Tesla fans and critics eagerly anticipate the 2020 release of the all-electric Roadster. In 2014, the car manufacturer first began producing non-fossil-fuel Roadsters with a range in excess of 400 miles. At the time, car enthusiasts viewed those models as a significant step up for electric cars.
These days, electric cars are more common, but this doesn’t diminish the hype surrounding the Tesla 2020 Roadster. So, does this vehicle measure up?
Musk touts the Roadster
Tesla CEO Elon Musk praises the 2020 Roadster for maximizing the “potential of aerodynamic engineering with record-setting performance and efficiency.” The tech entrepreneur focuses on the car’s speed, claiming it will be “the quickest car in the world, with record-setting acceleration, range, and performance.”

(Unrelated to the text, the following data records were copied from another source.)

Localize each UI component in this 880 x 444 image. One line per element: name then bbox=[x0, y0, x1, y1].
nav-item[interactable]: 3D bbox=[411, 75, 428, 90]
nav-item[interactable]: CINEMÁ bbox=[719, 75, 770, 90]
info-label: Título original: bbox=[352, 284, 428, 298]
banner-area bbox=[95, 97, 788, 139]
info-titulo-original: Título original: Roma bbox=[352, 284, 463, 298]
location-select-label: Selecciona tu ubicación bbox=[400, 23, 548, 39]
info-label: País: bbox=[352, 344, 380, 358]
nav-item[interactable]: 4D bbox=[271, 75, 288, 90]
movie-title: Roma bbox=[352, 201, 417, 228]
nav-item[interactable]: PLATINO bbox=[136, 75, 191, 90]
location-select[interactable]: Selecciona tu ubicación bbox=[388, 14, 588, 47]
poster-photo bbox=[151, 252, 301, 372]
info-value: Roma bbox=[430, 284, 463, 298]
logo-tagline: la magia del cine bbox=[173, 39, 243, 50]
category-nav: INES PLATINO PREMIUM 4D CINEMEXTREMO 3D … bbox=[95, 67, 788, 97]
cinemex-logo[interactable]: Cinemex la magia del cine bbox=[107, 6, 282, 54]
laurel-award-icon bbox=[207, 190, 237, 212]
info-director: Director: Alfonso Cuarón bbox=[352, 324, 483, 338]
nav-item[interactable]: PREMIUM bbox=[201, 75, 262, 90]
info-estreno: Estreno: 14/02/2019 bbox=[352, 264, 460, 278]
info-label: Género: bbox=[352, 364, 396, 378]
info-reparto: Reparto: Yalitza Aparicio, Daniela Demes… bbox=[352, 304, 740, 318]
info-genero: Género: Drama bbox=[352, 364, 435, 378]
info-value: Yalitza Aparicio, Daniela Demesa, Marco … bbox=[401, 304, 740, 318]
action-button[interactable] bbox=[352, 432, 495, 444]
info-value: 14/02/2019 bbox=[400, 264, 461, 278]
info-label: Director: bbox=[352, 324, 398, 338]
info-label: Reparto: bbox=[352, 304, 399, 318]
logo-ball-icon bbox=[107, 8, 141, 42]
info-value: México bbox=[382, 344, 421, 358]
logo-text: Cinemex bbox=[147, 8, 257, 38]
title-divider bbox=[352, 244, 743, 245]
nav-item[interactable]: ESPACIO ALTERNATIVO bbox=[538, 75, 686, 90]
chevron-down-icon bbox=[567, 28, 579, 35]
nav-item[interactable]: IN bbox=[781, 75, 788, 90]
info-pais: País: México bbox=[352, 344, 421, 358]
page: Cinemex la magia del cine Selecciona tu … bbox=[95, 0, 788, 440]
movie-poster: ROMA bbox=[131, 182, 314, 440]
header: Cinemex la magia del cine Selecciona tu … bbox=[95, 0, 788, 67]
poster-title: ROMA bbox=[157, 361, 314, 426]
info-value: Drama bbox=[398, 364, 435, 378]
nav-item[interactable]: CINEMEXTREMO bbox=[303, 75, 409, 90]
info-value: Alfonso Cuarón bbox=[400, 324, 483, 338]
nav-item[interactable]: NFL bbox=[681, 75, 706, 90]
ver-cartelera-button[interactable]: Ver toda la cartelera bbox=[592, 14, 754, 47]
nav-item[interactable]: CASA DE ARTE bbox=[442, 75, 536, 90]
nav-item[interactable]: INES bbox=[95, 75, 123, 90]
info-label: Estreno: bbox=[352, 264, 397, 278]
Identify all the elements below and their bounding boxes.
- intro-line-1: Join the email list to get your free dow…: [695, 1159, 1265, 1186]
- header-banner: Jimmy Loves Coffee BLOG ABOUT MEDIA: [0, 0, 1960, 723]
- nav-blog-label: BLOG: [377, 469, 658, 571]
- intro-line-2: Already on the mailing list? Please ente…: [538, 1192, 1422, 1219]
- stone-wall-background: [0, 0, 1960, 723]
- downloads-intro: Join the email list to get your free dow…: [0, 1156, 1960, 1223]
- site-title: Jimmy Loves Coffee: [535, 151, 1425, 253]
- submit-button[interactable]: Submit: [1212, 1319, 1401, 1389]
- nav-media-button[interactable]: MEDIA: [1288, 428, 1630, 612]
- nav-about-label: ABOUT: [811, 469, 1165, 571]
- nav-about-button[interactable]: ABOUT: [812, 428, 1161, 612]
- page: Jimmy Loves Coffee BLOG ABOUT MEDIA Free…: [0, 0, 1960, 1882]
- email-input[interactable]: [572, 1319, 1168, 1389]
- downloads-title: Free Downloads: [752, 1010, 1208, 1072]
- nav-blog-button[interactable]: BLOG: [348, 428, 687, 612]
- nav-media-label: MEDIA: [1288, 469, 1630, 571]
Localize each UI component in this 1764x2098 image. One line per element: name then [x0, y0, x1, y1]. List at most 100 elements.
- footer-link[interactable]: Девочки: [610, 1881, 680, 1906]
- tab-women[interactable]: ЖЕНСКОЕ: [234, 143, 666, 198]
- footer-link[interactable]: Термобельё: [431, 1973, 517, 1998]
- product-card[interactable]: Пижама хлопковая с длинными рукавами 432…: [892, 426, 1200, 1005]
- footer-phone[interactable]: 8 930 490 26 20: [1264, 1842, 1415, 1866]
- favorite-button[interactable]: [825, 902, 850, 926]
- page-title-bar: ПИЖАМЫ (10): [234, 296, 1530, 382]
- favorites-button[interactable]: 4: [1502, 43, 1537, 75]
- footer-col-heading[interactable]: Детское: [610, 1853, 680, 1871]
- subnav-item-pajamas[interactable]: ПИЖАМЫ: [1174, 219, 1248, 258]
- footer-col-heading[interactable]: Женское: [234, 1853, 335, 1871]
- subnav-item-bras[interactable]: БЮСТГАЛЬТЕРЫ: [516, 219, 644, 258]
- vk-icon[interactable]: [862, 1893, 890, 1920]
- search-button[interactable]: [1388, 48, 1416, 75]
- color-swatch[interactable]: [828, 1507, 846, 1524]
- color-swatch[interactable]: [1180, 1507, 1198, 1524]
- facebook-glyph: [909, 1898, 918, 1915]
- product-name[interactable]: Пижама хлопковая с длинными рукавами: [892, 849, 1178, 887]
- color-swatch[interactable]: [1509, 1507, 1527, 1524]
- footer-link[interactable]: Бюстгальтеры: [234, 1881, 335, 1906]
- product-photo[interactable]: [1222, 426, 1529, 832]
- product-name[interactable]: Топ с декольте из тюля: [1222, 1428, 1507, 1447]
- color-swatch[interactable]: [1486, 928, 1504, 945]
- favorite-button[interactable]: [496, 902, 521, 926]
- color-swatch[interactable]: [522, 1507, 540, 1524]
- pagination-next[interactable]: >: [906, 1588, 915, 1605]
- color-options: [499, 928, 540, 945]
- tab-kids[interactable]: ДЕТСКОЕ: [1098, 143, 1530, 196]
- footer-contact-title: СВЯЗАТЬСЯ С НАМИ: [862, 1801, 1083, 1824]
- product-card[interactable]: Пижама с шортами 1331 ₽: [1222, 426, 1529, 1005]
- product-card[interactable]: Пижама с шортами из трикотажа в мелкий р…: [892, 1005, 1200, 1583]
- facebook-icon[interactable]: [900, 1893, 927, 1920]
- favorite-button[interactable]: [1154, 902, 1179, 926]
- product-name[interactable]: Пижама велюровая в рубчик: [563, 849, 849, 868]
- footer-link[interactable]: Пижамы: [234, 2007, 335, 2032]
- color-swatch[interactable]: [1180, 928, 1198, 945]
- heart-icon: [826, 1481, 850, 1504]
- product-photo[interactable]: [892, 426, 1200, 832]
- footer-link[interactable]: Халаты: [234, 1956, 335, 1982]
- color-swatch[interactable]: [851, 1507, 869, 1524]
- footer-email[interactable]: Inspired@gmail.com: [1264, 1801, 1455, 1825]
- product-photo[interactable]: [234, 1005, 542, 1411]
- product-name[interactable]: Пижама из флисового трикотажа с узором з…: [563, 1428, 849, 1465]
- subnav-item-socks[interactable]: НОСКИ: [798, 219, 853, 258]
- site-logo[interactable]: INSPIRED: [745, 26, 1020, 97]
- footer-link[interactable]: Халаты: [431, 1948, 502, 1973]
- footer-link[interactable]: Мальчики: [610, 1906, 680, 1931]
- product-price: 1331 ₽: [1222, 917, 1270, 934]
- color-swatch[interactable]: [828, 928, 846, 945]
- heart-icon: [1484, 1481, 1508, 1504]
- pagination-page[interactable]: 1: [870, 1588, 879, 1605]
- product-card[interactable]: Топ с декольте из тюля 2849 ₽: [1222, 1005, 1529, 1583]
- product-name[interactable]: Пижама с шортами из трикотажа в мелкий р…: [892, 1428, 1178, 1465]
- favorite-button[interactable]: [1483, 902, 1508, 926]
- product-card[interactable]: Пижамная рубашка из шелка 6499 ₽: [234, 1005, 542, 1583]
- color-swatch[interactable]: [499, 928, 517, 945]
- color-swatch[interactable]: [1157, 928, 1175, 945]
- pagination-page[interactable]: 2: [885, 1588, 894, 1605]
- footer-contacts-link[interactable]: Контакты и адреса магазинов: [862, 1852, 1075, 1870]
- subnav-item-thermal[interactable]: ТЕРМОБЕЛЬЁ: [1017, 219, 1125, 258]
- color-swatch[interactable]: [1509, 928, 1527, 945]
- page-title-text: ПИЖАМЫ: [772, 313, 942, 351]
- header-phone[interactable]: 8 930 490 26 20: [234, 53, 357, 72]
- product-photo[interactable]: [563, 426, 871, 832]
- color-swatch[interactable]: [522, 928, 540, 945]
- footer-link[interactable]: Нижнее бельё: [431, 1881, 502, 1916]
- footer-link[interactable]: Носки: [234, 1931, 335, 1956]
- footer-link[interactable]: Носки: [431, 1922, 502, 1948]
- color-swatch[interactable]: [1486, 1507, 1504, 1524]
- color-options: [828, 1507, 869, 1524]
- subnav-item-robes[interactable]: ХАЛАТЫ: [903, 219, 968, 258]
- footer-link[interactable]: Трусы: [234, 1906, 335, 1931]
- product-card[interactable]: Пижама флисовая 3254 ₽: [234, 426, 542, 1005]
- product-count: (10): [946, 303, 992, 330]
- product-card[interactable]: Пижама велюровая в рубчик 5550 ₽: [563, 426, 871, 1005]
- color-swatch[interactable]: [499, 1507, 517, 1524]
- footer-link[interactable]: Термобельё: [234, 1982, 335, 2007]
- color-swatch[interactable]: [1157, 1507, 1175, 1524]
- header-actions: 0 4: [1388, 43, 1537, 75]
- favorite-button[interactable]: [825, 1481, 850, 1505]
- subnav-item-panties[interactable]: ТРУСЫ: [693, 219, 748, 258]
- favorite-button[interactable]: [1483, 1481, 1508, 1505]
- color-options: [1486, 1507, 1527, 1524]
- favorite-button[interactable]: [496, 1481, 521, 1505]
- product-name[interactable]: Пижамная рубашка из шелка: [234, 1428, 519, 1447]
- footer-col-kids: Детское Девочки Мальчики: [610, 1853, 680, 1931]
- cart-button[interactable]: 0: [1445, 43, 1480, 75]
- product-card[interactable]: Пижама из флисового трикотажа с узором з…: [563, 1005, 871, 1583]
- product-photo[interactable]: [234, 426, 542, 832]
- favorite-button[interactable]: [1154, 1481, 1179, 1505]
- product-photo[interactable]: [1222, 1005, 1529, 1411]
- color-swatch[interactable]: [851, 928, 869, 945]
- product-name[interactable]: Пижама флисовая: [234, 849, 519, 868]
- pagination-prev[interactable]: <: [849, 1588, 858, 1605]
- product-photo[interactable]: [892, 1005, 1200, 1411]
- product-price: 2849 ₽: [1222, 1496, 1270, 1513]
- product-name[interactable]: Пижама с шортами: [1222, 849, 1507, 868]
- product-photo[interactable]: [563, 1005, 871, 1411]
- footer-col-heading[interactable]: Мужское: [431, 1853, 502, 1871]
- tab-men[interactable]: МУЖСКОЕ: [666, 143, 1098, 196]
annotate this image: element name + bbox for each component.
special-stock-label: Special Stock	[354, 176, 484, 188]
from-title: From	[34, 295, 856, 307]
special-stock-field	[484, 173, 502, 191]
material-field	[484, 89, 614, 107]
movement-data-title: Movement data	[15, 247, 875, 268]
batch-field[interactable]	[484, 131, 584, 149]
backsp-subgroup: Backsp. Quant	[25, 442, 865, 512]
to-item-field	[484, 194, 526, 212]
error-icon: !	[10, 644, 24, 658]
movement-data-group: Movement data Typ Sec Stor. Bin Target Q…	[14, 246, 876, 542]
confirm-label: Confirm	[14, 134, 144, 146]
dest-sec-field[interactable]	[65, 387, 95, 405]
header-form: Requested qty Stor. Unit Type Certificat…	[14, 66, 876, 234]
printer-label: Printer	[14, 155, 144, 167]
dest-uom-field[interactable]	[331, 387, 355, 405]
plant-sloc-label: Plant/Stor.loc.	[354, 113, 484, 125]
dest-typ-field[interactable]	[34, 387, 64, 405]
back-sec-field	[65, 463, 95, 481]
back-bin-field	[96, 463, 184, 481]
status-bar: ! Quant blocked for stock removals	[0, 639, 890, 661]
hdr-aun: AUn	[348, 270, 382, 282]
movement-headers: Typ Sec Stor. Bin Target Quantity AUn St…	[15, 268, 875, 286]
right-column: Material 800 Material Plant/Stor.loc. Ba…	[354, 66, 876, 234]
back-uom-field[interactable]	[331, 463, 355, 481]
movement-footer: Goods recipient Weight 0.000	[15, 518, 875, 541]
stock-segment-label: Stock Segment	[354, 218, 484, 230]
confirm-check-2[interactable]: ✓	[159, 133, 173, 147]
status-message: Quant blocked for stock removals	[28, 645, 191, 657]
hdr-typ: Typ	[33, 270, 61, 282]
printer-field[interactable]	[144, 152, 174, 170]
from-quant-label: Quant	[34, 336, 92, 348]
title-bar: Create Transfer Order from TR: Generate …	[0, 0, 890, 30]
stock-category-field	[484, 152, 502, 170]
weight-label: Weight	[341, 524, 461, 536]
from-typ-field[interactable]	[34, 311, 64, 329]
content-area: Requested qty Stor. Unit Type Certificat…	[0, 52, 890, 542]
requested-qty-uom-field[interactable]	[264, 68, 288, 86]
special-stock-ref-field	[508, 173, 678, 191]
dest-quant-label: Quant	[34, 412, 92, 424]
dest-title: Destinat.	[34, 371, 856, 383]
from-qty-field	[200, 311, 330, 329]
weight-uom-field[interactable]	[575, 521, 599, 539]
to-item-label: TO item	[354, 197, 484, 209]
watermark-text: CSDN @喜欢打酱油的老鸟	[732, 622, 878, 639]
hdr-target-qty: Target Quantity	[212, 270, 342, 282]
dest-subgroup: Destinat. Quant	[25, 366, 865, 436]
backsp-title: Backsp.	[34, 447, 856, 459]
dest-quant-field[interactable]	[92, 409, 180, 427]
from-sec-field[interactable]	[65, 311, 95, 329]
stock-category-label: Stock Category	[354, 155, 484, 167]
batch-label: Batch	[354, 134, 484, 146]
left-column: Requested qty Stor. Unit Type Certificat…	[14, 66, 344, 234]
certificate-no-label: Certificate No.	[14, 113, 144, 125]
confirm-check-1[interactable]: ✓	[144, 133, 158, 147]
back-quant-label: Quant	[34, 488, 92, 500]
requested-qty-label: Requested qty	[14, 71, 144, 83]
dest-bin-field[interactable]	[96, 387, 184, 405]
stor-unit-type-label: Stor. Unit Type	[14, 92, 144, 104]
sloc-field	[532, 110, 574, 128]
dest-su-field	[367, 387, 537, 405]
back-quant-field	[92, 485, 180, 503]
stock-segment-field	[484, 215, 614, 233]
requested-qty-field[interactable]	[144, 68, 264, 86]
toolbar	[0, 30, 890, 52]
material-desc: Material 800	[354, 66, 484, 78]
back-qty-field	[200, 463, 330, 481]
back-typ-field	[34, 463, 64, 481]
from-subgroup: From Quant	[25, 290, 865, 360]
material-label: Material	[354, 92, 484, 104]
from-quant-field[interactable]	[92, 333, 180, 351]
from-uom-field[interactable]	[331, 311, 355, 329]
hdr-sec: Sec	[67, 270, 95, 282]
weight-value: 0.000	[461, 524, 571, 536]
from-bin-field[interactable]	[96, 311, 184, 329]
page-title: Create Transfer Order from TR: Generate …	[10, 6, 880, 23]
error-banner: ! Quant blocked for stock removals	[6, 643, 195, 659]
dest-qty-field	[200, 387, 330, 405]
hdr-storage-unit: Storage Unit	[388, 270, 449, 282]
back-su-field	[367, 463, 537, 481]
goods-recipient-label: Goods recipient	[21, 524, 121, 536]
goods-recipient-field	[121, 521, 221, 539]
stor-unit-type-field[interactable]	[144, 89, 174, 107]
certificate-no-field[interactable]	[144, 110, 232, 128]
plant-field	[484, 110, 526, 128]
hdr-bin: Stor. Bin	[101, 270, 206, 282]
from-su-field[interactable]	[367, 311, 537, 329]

The Roadster’s specs state the vehicle will travel from 0 to 60 miles per hour in 1.9 seconds, with top speeds of over 250 miles per hour. However, it won’t outrank a handful of other specialty vehicles concerning pure top speed:
- Koenigsegg Regera, 255 miles per hour
- SSC Ultimate Aero, 257 miles per hour
- Bugatti Veyron Super Sport, 268 miles per hour
- Hennessey Venom GT, 270 miles per hour
- Bugatti Chiron, 271 miles per hour
- Koenigsegg Agera RS, 278 miles per hour
The Roadster is expected to reach 100 miles per hour in 4.2 seconds and break the quarter-mile mark in 8.9 seconds. When it comes to reaching highway speeds of 60 miles per hour in just under two seconds, the Tesla Roadster is in a three-way tie with the Audi R18 e-Tron Quattro, Porsche 919 Hybrid MKII, and Rimac C2. This means Musk’s new model will only be one of “the quickest” vehicles available on the market
New design specifications
Looking purely at price point, Tesla fans can expect to pay $50,000 to reserve a Roadster and over $200,000 for the base model. With wheel torque rated at 10,000 Nm, all-wheel drive is available on standard models. Motor1 reported the figure “may be a bit overstated,” with other design features being called into question, too.
From a design standpoint, Tesla reevaluated the Roadster concept by creating space for up to four passengers via a backseat. By definition, a Roadster is “an automobile with an open body that seats two and has a folding fabric top and often a luggage compartment or rumble seat in the rear.” Obviously, the newer Tesla lacks a soft top and has increased passenger capacity, straying from the Roadster’s roots.
A glass top and redesigned doors
Instead of a folding fabric top, Tesla utilized a glass roof concept in this newer model. Drivers can store the lightweight, removable glass top in the trunk for the open-air convertible experience expected from a Roadster.
The Tesla 2020 Roadster’s doors open without a key or handle on the exterior of the vehicle; you merely unlock and unhitch it with the swipe of a finger on the glass. At this point, Tesla hasn’t released the tech behind this mode of entry. But it’s suggested that the action from a human must be accompanied by an electronic fob, smartphone, or another hand-held device.
Style over substance?
Another quote from the manufacturer states it is “the first supercar to set every performance record and still fit seating for four.” Although Tesla has plenty to boast about with this new Roadster, terms like “quickest” and “record-breaking” are exaggerated in some cases.
These statements push the hype to new heights. While there’s no definitive answer to the age-old question of “style or substance,” it’s safe to say the Tesla 2020 Roadster will be plenty of both.